Daily Revolt

October 02, 2007

Senate Approves $150B in War Funding Despite Public Opposition

The Democrats cave again. At this point, it is clear there is no hope Congress will stand up to that thug in the White House:
Thwarted in efforts to bring troops home from Iraq, Senate Democrats helped pass a defense policy bill authorizing another $150 billion for the wars in Iraq and Afghanistan.

Monday's 92-3 vote comes as the House planned to approve separate legislation Tuesday that requires President Bush to give Congress a plan for eventual troop withdrawals.

The developments underscored the difficulty facing Democrats in the Iraq debate: They lack the votes to pass legislation ordering troops home and are divided on whether to cut money for combat, despite a mandate by supporters to end the war.

Why are the Democrats still voting to give Bush what he wants despite the last election and polls showing the public opposes funding the war:
Most Americans oppose fully funding U.S. President George W. Bush's $190 billion request to fight the wars in Iraq and Afghanistan while a majority supports expanding a children's health care program he has threatened to veto, a Washington Post-ABC News poll shows.
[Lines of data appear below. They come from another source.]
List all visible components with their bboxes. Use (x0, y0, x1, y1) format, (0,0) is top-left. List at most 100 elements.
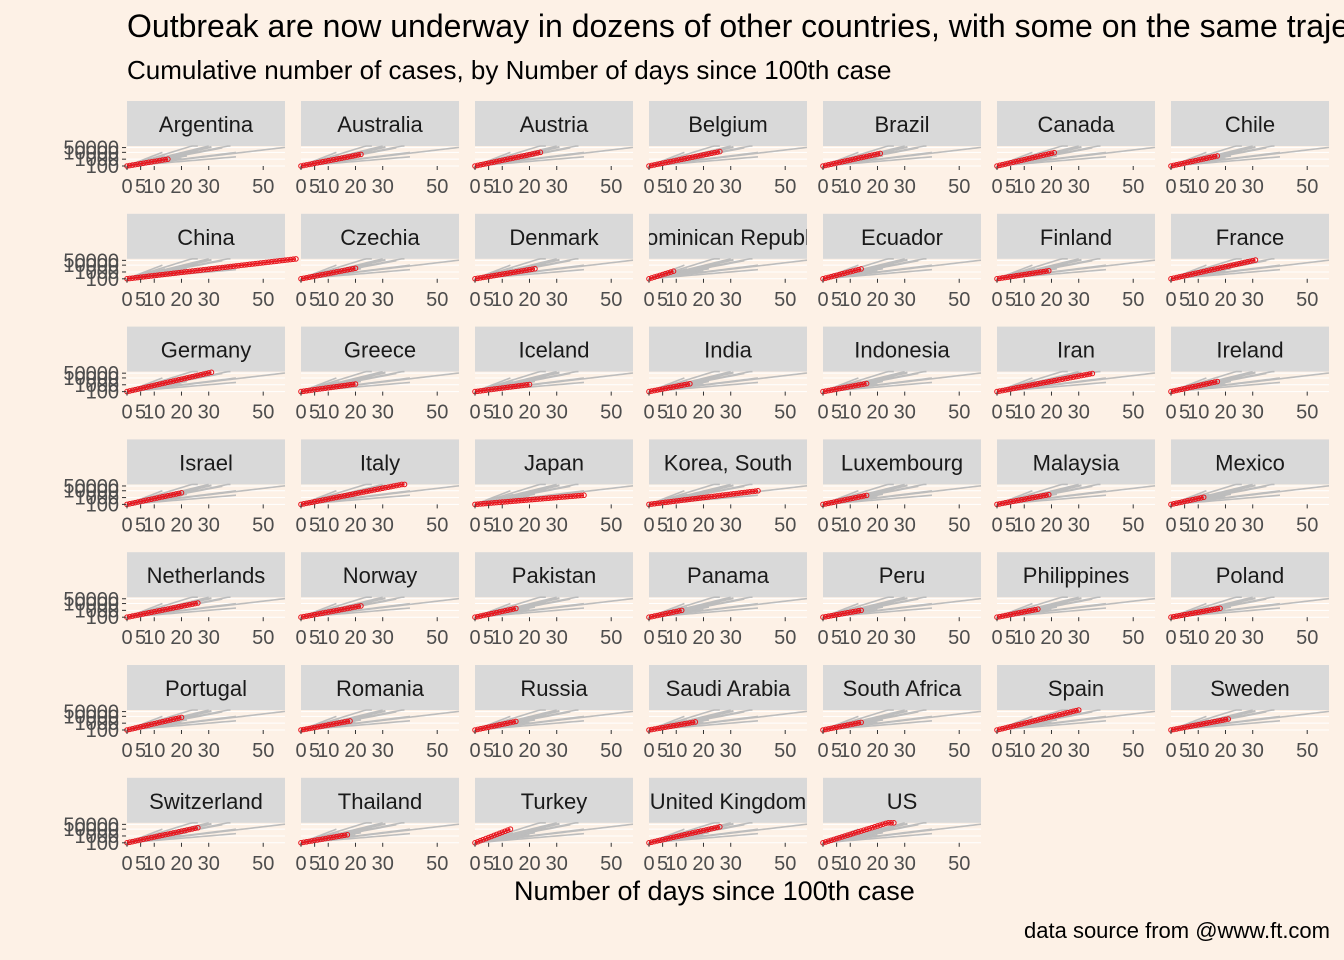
x-tick-label: 50 (774, 402, 796, 424)
data-point (855, 266, 862, 273)
x-tick-label: 50 (1122, 627, 1144, 649)
panel-strip (1171, 439, 1329, 485)
data-point (491, 610, 497, 616)
data-point (491, 272, 497, 279)
data-point (545, 495, 552, 502)
x-tick-label: 30 (198, 289, 220, 311)
data-point (1179, 725, 1185, 731)
x-axis: 0 510 20 30 50 (817, 166, 970, 198)
data-point (858, 266, 864, 272)
data-point (852, 156, 859, 162)
highlight-series (124, 714, 185, 733)
data-point (532, 150, 538, 157)
data-point (847, 721, 854, 728)
data-point (347, 381, 353, 388)
data-point (869, 824, 875, 831)
data-point (1214, 153, 1221, 159)
x-tick-label: 30 (1242, 514, 1264, 536)
data-point (510, 606, 516, 612)
data-point (344, 831, 351, 838)
data-point (700, 152, 707, 158)
x-tick-label: 50 (600, 627, 622, 649)
data-point (151, 158, 158, 165)
data-point (833, 498, 840, 505)
data-point (151, 495, 158, 502)
data-point (1184, 611, 1191, 618)
data-point (129, 162, 136, 168)
data-point (379, 485, 386, 492)
data-point (1176, 161, 1182, 168)
data-point (850, 830, 856, 837)
data-point (496, 609, 503, 615)
x-axis: 0 510 20 30 50 (121, 504, 274, 536)
data-point (684, 720, 690, 727)
data-point (717, 492, 723, 499)
data-point (219, 264, 226, 271)
x-tick-label: 0 (469, 514, 480, 536)
x-tick-label: 10 (1187, 402, 1209, 424)
data-point (341, 606, 348, 612)
panel-title: India (704, 338, 752, 363)
data-point (695, 495, 701, 502)
data-point (1026, 607, 1033, 614)
panel-strip (823, 101, 981, 146)
x-tick-label: 50 (948, 740, 970, 762)
data-point (496, 499, 503, 506)
data-point (300, 501, 307, 507)
data-point (678, 832, 685, 839)
data-point (175, 715, 182, 721)
x-tick-label: 5 (309, 176, 320, 198)
data-point (1024, 719, 1030, 726)
data-point (1007, 386, 1014, 392)
data-point (488, 500, 495, 506)
data-point (162, 156, 168, 163)
data-point (1018, 384, 1025, 390)
data-point (1187, 271, 1193, 278)
data-point (871, 151, 878, 158)
x-axis: 0 510 20 30 50 (1165, 504, 1318, 536)
data-point (493, 272, 500, 278)
panel-strip (301, 552, 459, 598)
data-point (1195, 382, 1202, 389)
panel-title: Luxembourg (841, 450, 963, 475)
x-tick-label: 50 (1296, 402, 1318, 424)
x-tick-label: 5 (135, 176, 146, 198)
data-point (309, 612, 315, 618)
data-point (129, 500, 136, 507)
x-tick-label: 10 (839, 176, 861, 198)
data-point (474, 838, 481, 845)
panel-strip (649, 213, 807, 259)
data-point (1189, 271, 1196, 277)
x-tick-label: 5 (1179, 289, 1190, 311)
data-point (1040, 380, 1047, 386)
data-point (333, 494, 340, 501)
data-point (1021, 496, 1028, 503)
data-point (1035, 493, 1041, 500)
data-point (1170, 613, 1177, 620)
data-point (1037, 716, 1044, 723)
data-point (184, 375, 190, 381)
data-point (1073, 373, 1079, 380)
data-point (515, 497, 522, 504)
data-point (339, 155, 345, 161)
x-tick-label: 0 (469, 853, 480, 875)
panel-title: France (1216, 225, 1284, 250)
data-point (1233, 261, 1240, 268)
x-tick-label: 5 (831, 176, 842, 198)
highlight-series (472, 381, 533, 395)
data-point (352, 265, 359, 272)
data-point (159, 719, 166, 725)
data-point (1181, 724, 1188, 731)
x-tick-label: 5 (135, 853, 146, 875)
data-point (317, 272, 323, 278)
data-point (317, 386, 323, 392)
data-point (1032, 381, 1038, 388)
data-point (474, 726, 481, 733)
data-point (238, 262, 245, 269)
data-point (711, 825, 718, 831)
data-point (833, 835, 840, 842)
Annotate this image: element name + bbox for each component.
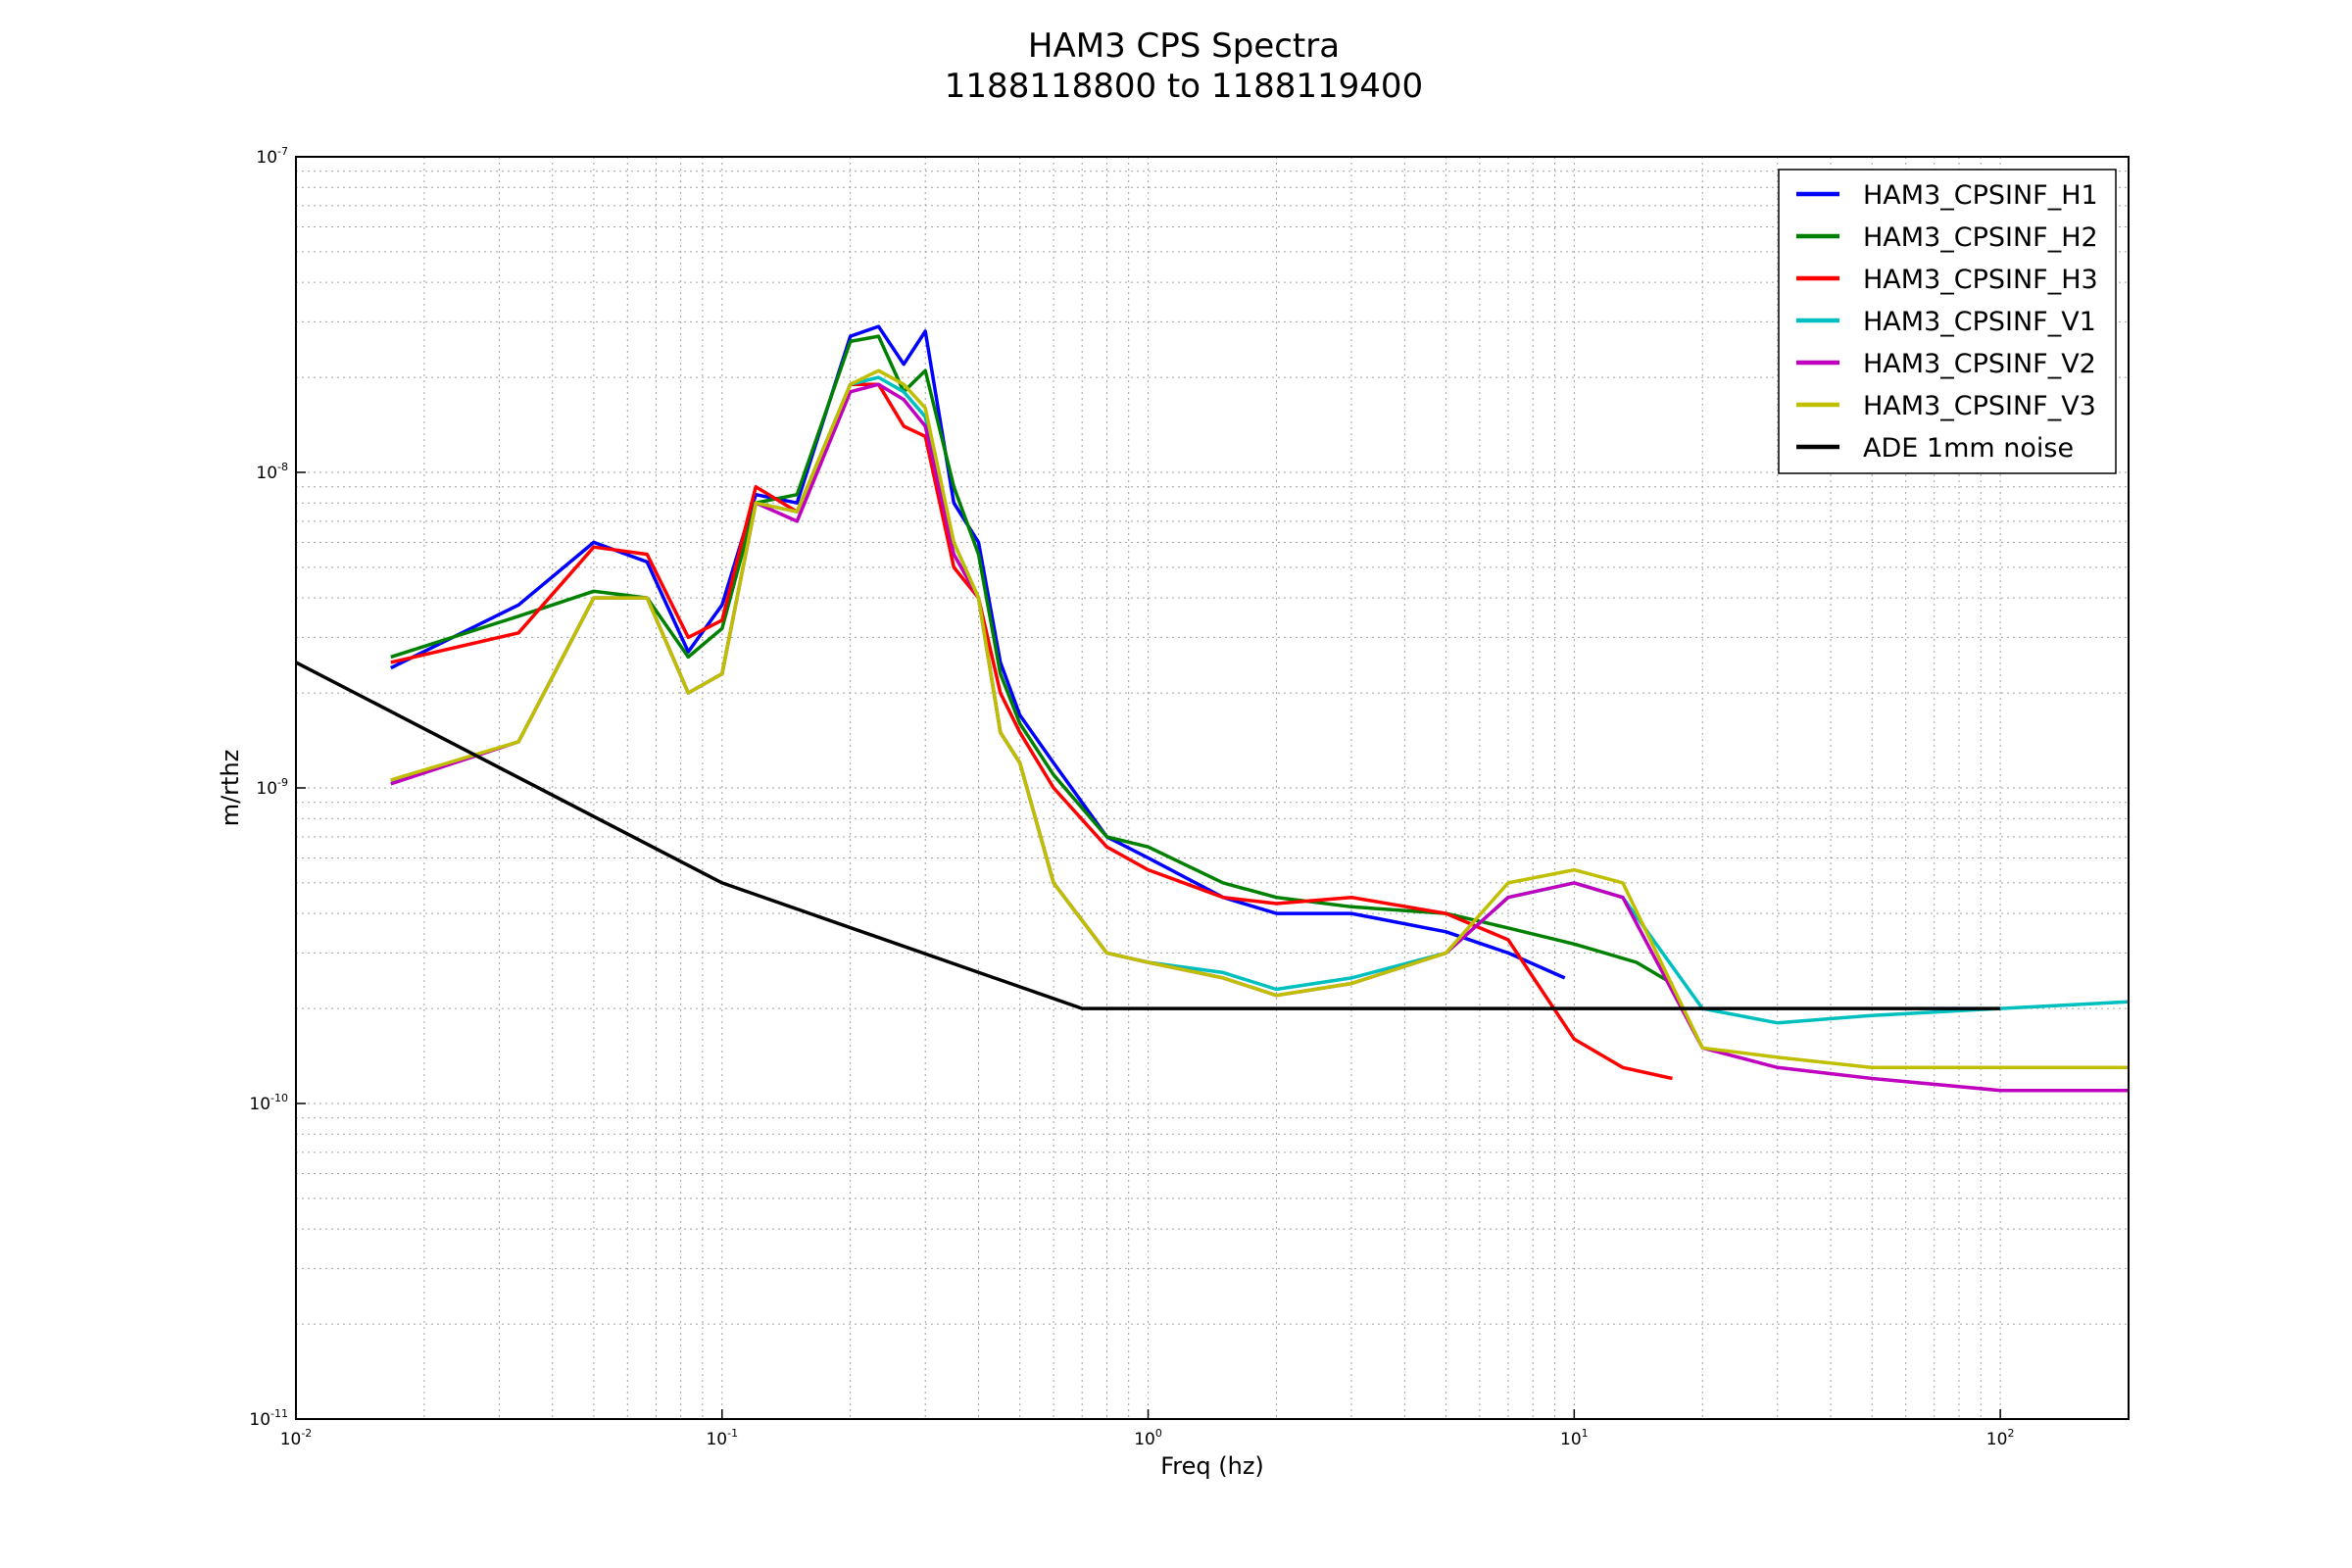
series-line-2 [390, 334, 1674, 986]
legend-label: HAM3_CPSINF_V1 [1863, 307, 2096, 337]
series-line-7 [295, 661, 2001, 1010]
legend-label: HAM3_CPSINF_V3 [1863, 391, 2096, 421]
series-line-1 [390, 324, 1566, 980]
y-tick-label: 10-9 [256, 776, 288, 799]
x-tick-label: 101 [1560, 1427, 1589, 1449]
legend: HAM3_CPSINF_H1 HAM3_CPSINF_H2 HAM3_CPSINF_… [1778, 169, 2117, 474]
x-axis-label: Freq (hz) [1160, 1452, 1264, 1480]
legend-label: ADE 1mm noise [1863, 433, 2074, 464]
chart-subtitle: 1188118800 to 1188119400 [945, 67, 1423, 106]
y-ticks: 10-11 10-10 10-9 10-8 10-7 [249, 145, 306, 1430]
x-ticks: 10-2 10-1 100 101 102 [280, 1409, 2015, 1449]
legend-label: HAM3_CPSINF_H1 [1863, 180, 2098, 211]
y-tick-label: 10-7 [256, 145, 288, 168]
legend-label: HAM3_CPSINF_H3 [1863, 265, 2098, 295]
x-tick-label: 100 [1134, 1427, 1162, 1449]
series-line-6 [390, 368, 2129, 1070]
x-tick-label: 102 [1986, 1427, 2015, 1449]
y-axis-label: m/rthz [217, 750, 244, 827]
y-tick-label: 10-10 [249, 1092, 288, 1114]
legend-label: HAM3_CPSINF_H2 [1863, 222, 2098, 253]
chart-title: HAM3 CPS Spectra [1028, 26, 1340, 66]
series-line-4 [390, 375, 2130, 1025]
legend-label: HAM3_CPSINF_V2 [1863, 349, 2096, 379]
x-tick-label: 10-2 [280, 1427, 313, 1449]
y-tick-label: 10-11 [249, 1407, 288, 1430]
x-tick-label: 10-1 [706, 1427, 738, 1449]
y-tick-label: 10-8 [256, 461, 288, 483]
series-lines [295, 324, 2130, 1093]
The poll published on Tuesday also shows deep dissatisfaction with the president and with Congress, partly because of the stalemate between Democrats and the White House over Iraq policy, The Washington Post reported.

They are caving despite consistent historic low approval ratings for a screw-up of a president:
Bush's approval rating stands at 33 percent, equal to his all-time low in this poll and just 29 percent approve of the job Congress is doing -- a 14-point drop since Democrats took control in January, the newspaper said.

More than eight in 10 liberal Democrats said Congress has been too restrained in challenging Bush's Iraq policy; about the same percentage of conservative Republicans said it has been too aggressive and a narrow majority of independents, 53 percent, want Congress to do more, the Post reported.

Only about 25 percent of Americans support the administration's $190 billion war funding request; 70 percent want the proposed allocation reduced, the Post said.

Both parties have betrayed us again.